At another level though the vulnerability of Balraj and the feisty Rosie make us invest in the film. Rosie is a strong Anurag Kashyap heroine. Somebody, who has risen above pain to find true love, she treasures it but Balraj wants to put his name on some property first. If their budding romance is electric, their acrimony is infectious.

However, the joys give diminishing returns. Amidst all the attention on detailing of the costumes and computer generated imagery, the screenplay loses direction. While the motivations of two rival newspaper barons are clear their actions get just short of ridiculous in the second half. From blackmail to look alikes, the film threatens to become a potboiler of the ’70s. Ultimately, the writing affects the performances as well. Balraj’s return to the boxing ring after each turmoil in his life is gimmicky.

The contours of the characters expect a little too much from Ranbir and the actor to his credit doesn’t allow Balraj to become a caricature even when he is asked to do a Faizal (of Gangs of Wasseypur) with a tommy gun towards the end to manufacture the frenzy. It is Anushka as the Geeta Dutt-inspired jazz singer, who steals the show. Unlike Ranbir who wears Kishore Kumar and Raj Kapoor on the skin, Anushka internalises the Waheedas and Madhubalas of the times.

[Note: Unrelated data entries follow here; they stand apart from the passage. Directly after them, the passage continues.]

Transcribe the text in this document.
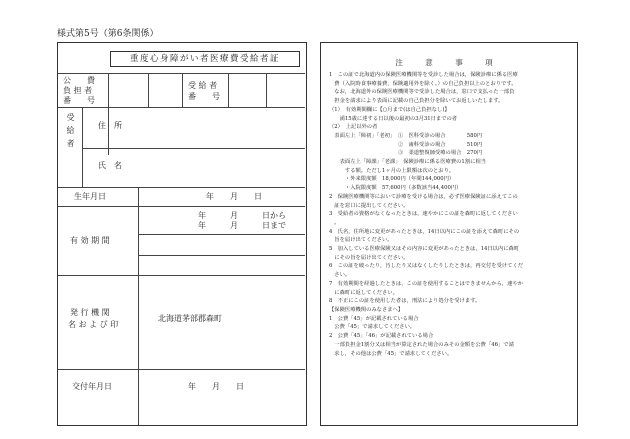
様式第5号（第6条関係）
重度心身障がい者医療費受給者証
公　　費
負 担 者
番　　号
受 給 者
番　　号
受給者	住　所
氏　名
生年月日	年　　月　　日
有 効 期 間
年　　　月　　　日から
年　　　月　　　日まで
発 行 機 関
名 お よ び 印
北海道茅部郡森町
交付年月日	年　　月　　日
注 意 事 項
1　この証で北海道内の保険医療機関等を受診した場合は，保険診療に係る医療
　費（入院時食事療養費，保険適用外を除く。）の自己負担以上のとおりです。
　なお，北海道外の保険医療機関等で受診した場合は，窓口で支払った一部負
　担金を請求により表面に記載の自己負担分を除いてお返しいたします。
（1）　有効期間欄に【○月まで(は自己負担なし)】
　　満15歳に達する日以後の最初の3月31日までの者
（2）　上記以外の者
　表面左上「障初」「老初」　①　医科受診の場合　　　　580円
　　　　　　　　　　　　　②　歯科受診の場合　　　　510円
　　　　　　　　　　　　　③　柔道整復師受療の場合　270円
　　表面左上「障課」「老課」　保険診療に係る医療費の1割に相当
　　　する額。ただし1ヶ月の上限額は次のとおり。
　　　・外来限度額　18,000円（年間144,000円）
　　　・入院限度額　57,600円（多数該当44,400円）
2　保険医療機関等において診療を受ける場合は，必ず医療保険証に添えてこの
　証を窓口に提出してください。
3　受給者の資格がなくなったときは，速やかにこの証を森町に返してください
　。
4　氏名，住所地に変更があったときは，14日以内にこの証を添えて森町にその
　旨を届け出てください。
5　加入している医療保険又はその内容に変更があったときは，14日以内に森町
　にその旨を届け出てください。
6　この証を破ったり，汚したり又はなくしたりしたときは，再交付を受けてくだ
　さい。
7　有効期間を経過したときは，この証を使用することはできませんから，速やか
　に森町に返してください。
8　不正にこの証を使用した者は，刑法により処分を受けます。
【保険医療機関のみなさまへ】
1　公費「45」が記載されている場合
　公費「45」で請求してください。
2　公費「45」「46」が記載されている場合
　一部負担金1割分又は相当が算定された場合のみその金額を公費「46」で請
　求し，その他は公費「45」で請求してください。
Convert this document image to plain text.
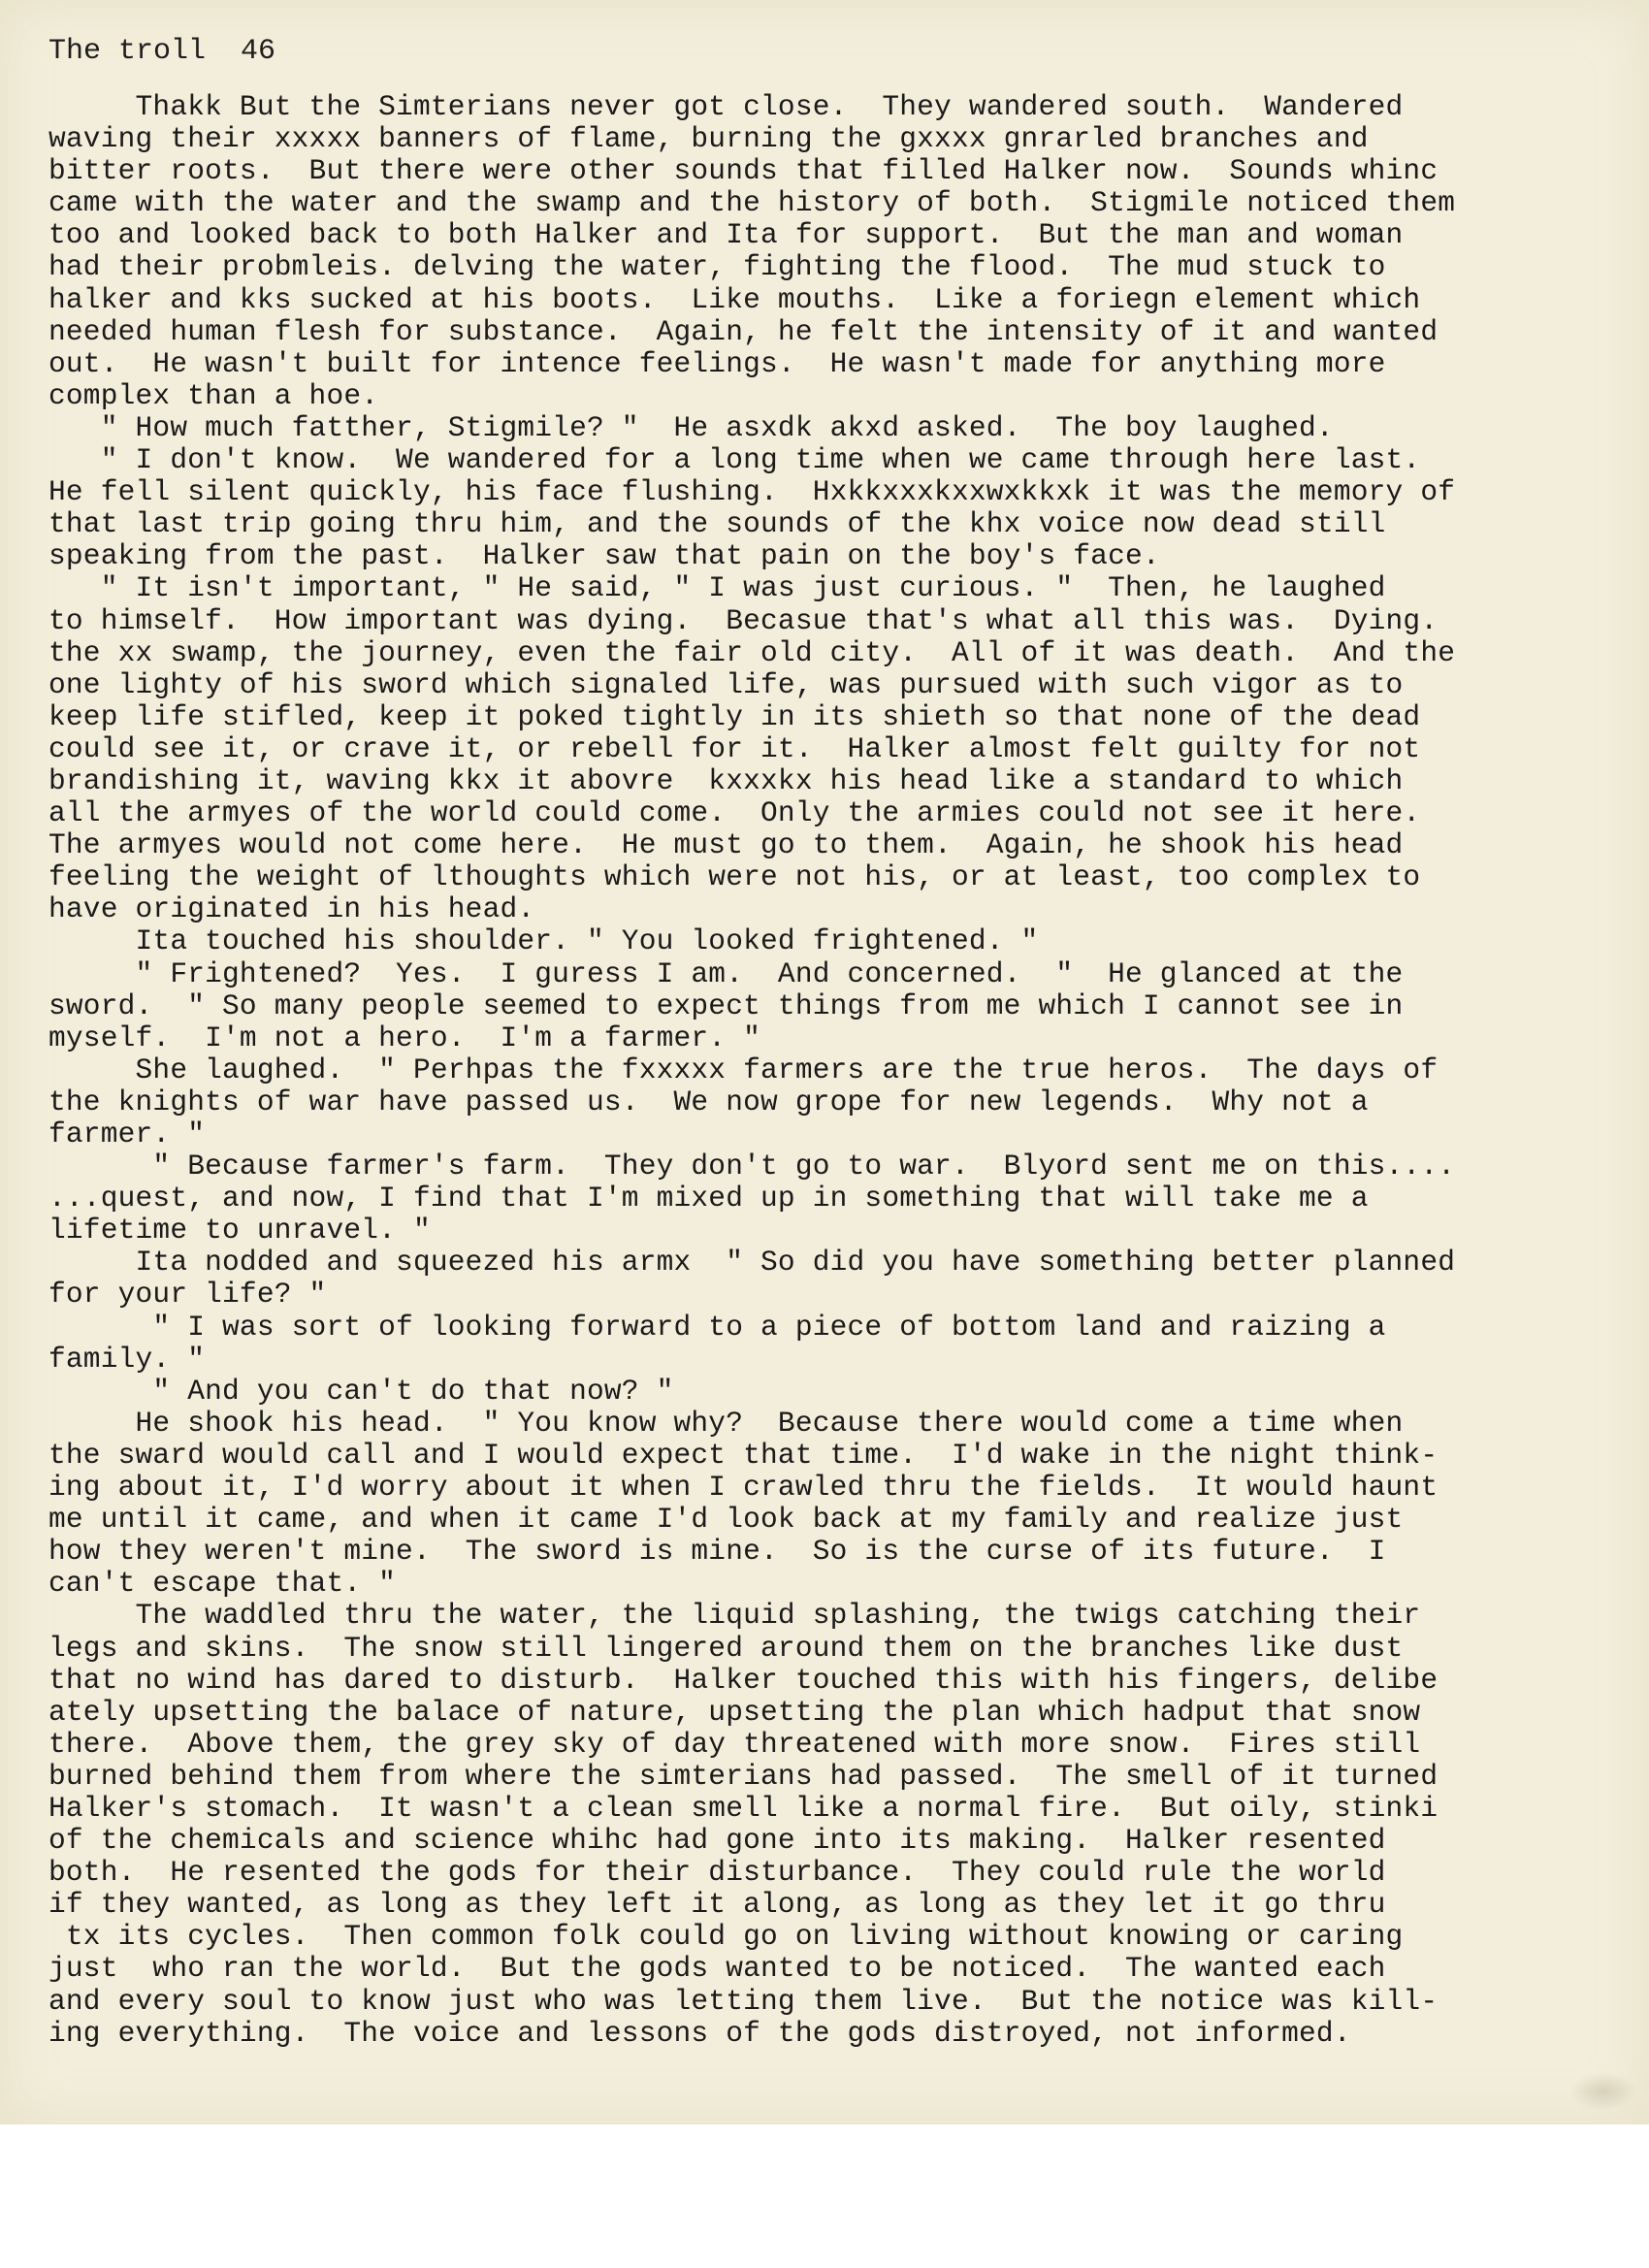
The troll  46
Thakk But the Simterians never got close.  They wandered south.  Wandered
waving their xxxxx banners of flame, burning the gxxxx gnrarled branches and
bitter roots.  But there were other sounds that filled Halker now.  Sounds whinc
came with the water and the swamp and the history of both.  Stigmile noticed them
too and looked back to both Halker and Ita for support.  But the man and woman
had their probmleis. delving the water, fighting the flood.  The mud stuck to
halker and kks sucked at his boots.  Like mouths.  Like a foriegn element which
needed human flesh for substance.  Again, he felt the intensity of it and wanted
out.  He wasn't built for intence feelings.  He wasn't made for anything more
complex than a hoe.
" How much fatther, Stigmile? "  He asxdk akxd asked.  The boy laughed.
" I don't know.  We wandered for a long time when we came through here last.
He fell silent quickly, his face flushing.  Hxkkxxxkxxwxkkxk it was the memory of
that last trip going thru him, and the sounds of the khx voice now dead still
speaking from the past.  Halker saw that pain on the boy's face.
" It isn't important, " He said, " I was just curious. "  Then, he laughed
to himself.  How important was dying.  Becasue that's what all this was.  Dying.
the xx swamp, the journey, even the fair old city.  All of it was death.  And the
one lighty of his sword which signaled life, was pursued with such vigor as to
keep life stifled, keep it poked tightly in its shieth so that none of the dead
could see it, or crave it, or rebell for it.  Halker almost felt guilty for not
brandishing it, waving kkx it abovre  kxxxkx his head like a standard to which
all the armyes of the world could come.  Only the armies could not see it here.
The armyes would not come here.  He must go to them.  Again, he shook his head
feeling the weight of lthoughts which were not his, or at least, too complex to
have originated in his head.
Ita touched his shoulder. " You looked frightened. "
" Frightened?  Yes.  I guress I am.  And concerned.  "  He glanced at the
sword.  " So many people seemed to expect things from me which I cannot see in
myself.  I'm not a hero.  I'm a farmer. "
She laughed.  " Perhpas the fxxxxx farmers are the true heros.  The days of
the knights of war have passed us.  We now grope for new legends.  Why not a
farmer. "
" Because farmer's farm.  They don't go to war.  Blyord sent me on this....
...quest, and now, I find that I'm mixed up in something that will take me a
lifetime to unravel. "
Ita nodded and squeezed his armx  " So did you have something better planned
for your life? "
" I was sort of looking forward to a piece of bottom land and raizing a
family. "
" And you can't do that now? "
He shook his head.  " You know why?  Because there would come a time when
the sward would call and I would expect that time.  I'd wake in the night think-
ing about it, I'd worry about it when I crawled thru the fields.  It would haunt
me until it came, and when it came I'd look back at my family and realize just
how they weren't mine.  The sword is mine.  So is the curse of its future.  I
can't escape that. "
The waddled thru the water, the liquid splashing, the twigs catching their
legs and skins.  The snow still lingered around them on the branches like dust
that no wind has dared to disturb.  Halker touched this with his fingers, delibe
ately upsetting the balace of nature, upsetting the plan which hadput that snow
there.  Above them, the grey sky of day threatened with more snow.  Fires still
burned behind them from where the simterians had passed.  The smell of it turned
Halker's stomach.  It wasn't a clean smell like a normal fire.  But oily, stinki
of the chemicals and science whihc had gone into its making.  Halker resented
both.  He resented the gods for their disturbance.  They could rule the world
if they wanted, as long as they left it along, as long as they let it go thru
tx its cycles.  Then common folk could go on living without knowing or caring
just  who ran the world.  But the gods wanted to be noticed.  The wanted each
and every soul to know just who was letting them live.  But the notice was kill-
ing everything.  The voice and lessons of the gods distroyed, not informed.
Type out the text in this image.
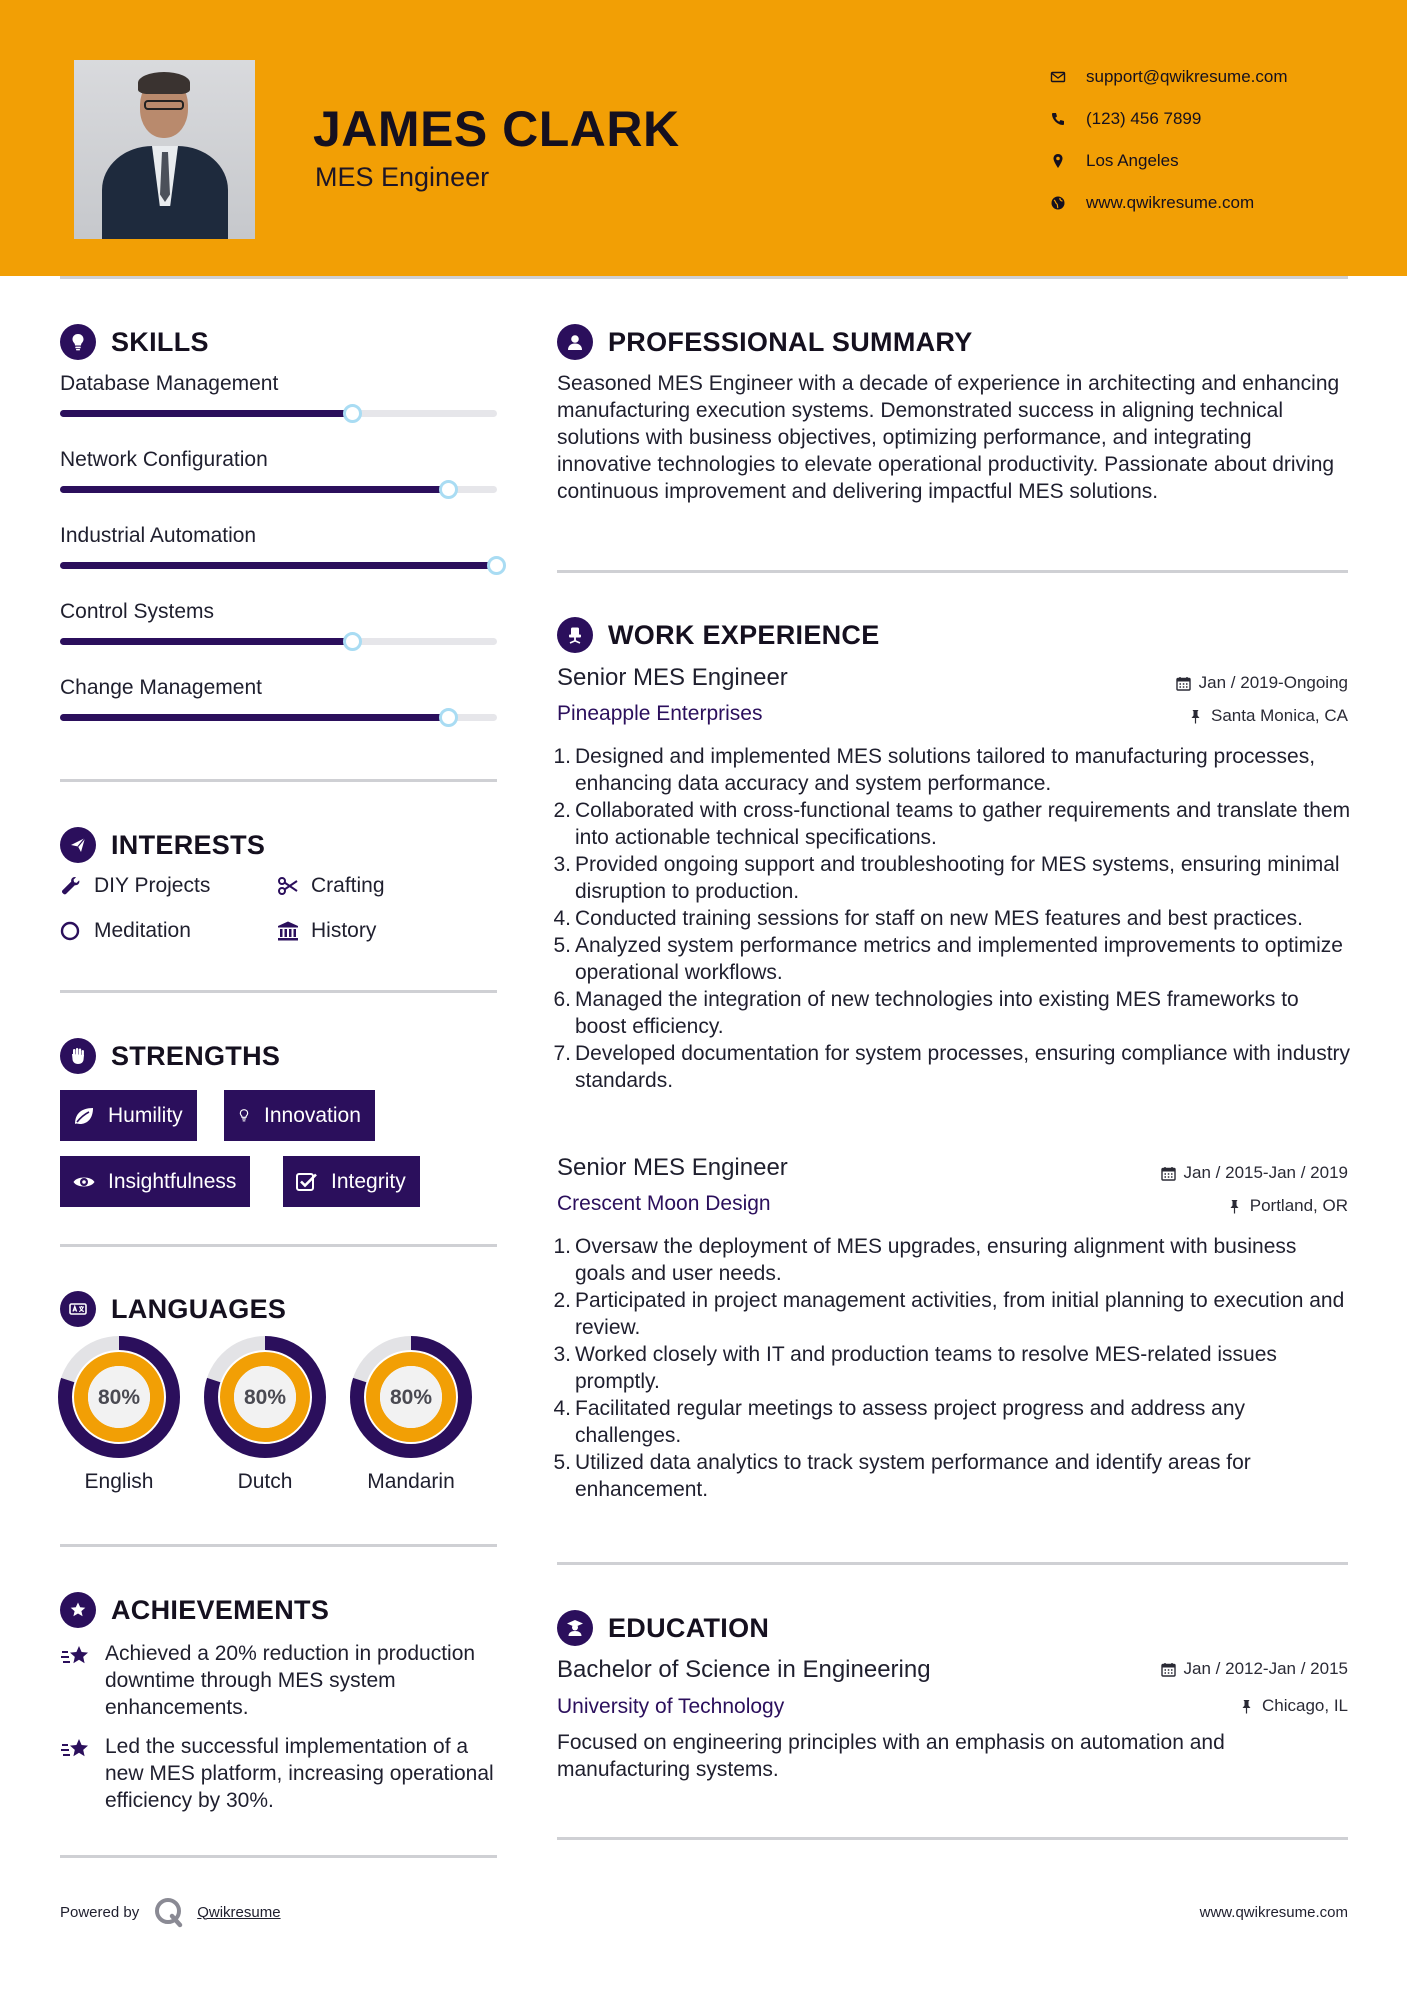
JAMES CLARK
MES Engineer
support@qwikresume.com
(123) 456 7899
Los Angeles
www.qwikresume.com
SKILLS
Database Management
Network Configuration
Industrial Automation
Control Systems
Change Management
INTERESTS
DIY Projects	Crafting
Meditation	History
STRENGTHS
Humility	Innovation
Insightfulness	Integrity
LANGUAGES
80%
English
80%
Dutch
80%
Mandarin
ACHIEVEMENTS
Achieved a 20% reduction in production downtime through MES system enhancements.
Led the successful implementation of a new MES platform, increasing operational efficiency by 30%.
PROFESSIONAL SUMMARY
Seasoned MES Engineer with a decade of experience in architecting and enhancing manufacturing execution systems. Demonstrated success in aligning technical solutions with business objectives, optimizing performance, and integrating innovative technologies to elevate operational productivity. Passionate about driving continuous improvement and delivering impactful MES solutions.
WORK EXPERIENCE
Senior MES Engineer	Jan / 2019-Ongoing
Pineapple Enterprises	Santa Monica, CA
1. Designed and implemented MES solutions tailored to manufacturing processes, enhancing data accuracy and system performance.
2. Collaborated with cross-functional teams to gather requirements and translate them into actionable technical specifications.
3. Provided ongoing support and troubleshooting for MES systems, ensuring minimal disruption to production.
4. Conducted training sessions for staff on new MES features and best practices.
5. Analyzed system performance metrics and implemented improvements to optimize operational workflows.
6. Managed the integration of new technologies into existing MES frameworks to boost efficiency.
7. Developed documentation for system processes, ensuring compliance with industry standards.
Senior MES Engineer	Jan / 2015-Jan / 2019
Crescent Moon Design	Portland, OR
1. Oversaw the deployment of MES upgrades, ensuring alignment with business goals and user needs.
2. Participated in project management activities, from initial planning to execution and review.
3. Worked closely with IT and production teams to resolve MES-related issues promptly.
4. Facilitated regular meetings to assess project progress and address any challenges.
5. Utilized data analytics to track system performance and identify areas for enhancement.
EDUCATION
Bachelor of Science in Engineering	Jan / 2012-Jan / 2015
University of Technology	Chicago, IL
Focused on engineering principles with an emphasis on automation and manufacturing systems.
Powered by	Qwikresume	www.qwikresume.com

Karan Johar makes his debut as a wicked media baron and his coldness is disturbing. When he sniggers, it becomes disconcerting but by the end Khambatta loses bite for Karan has yet to develop skills to justify a layered character. Similarly, Manish Chaudhari as his rival Jimmy Mistry’s (inspired by Russi Karanjia of “Blitz”) relishes the cigar and the atmosphere but is ultimately reduced to a cross between reporter and editor, which doesn’t pass muster.

The background score remains jazz in all moods. We don’t get to hear any other strain giving the film a one-dimensional sound. It is hard to believe that somebody was describing heart beats as ‘dhadam dhadam’ in a song in the late ’60s. It is this mishmash of tonalities that makes Velvet feel uneven.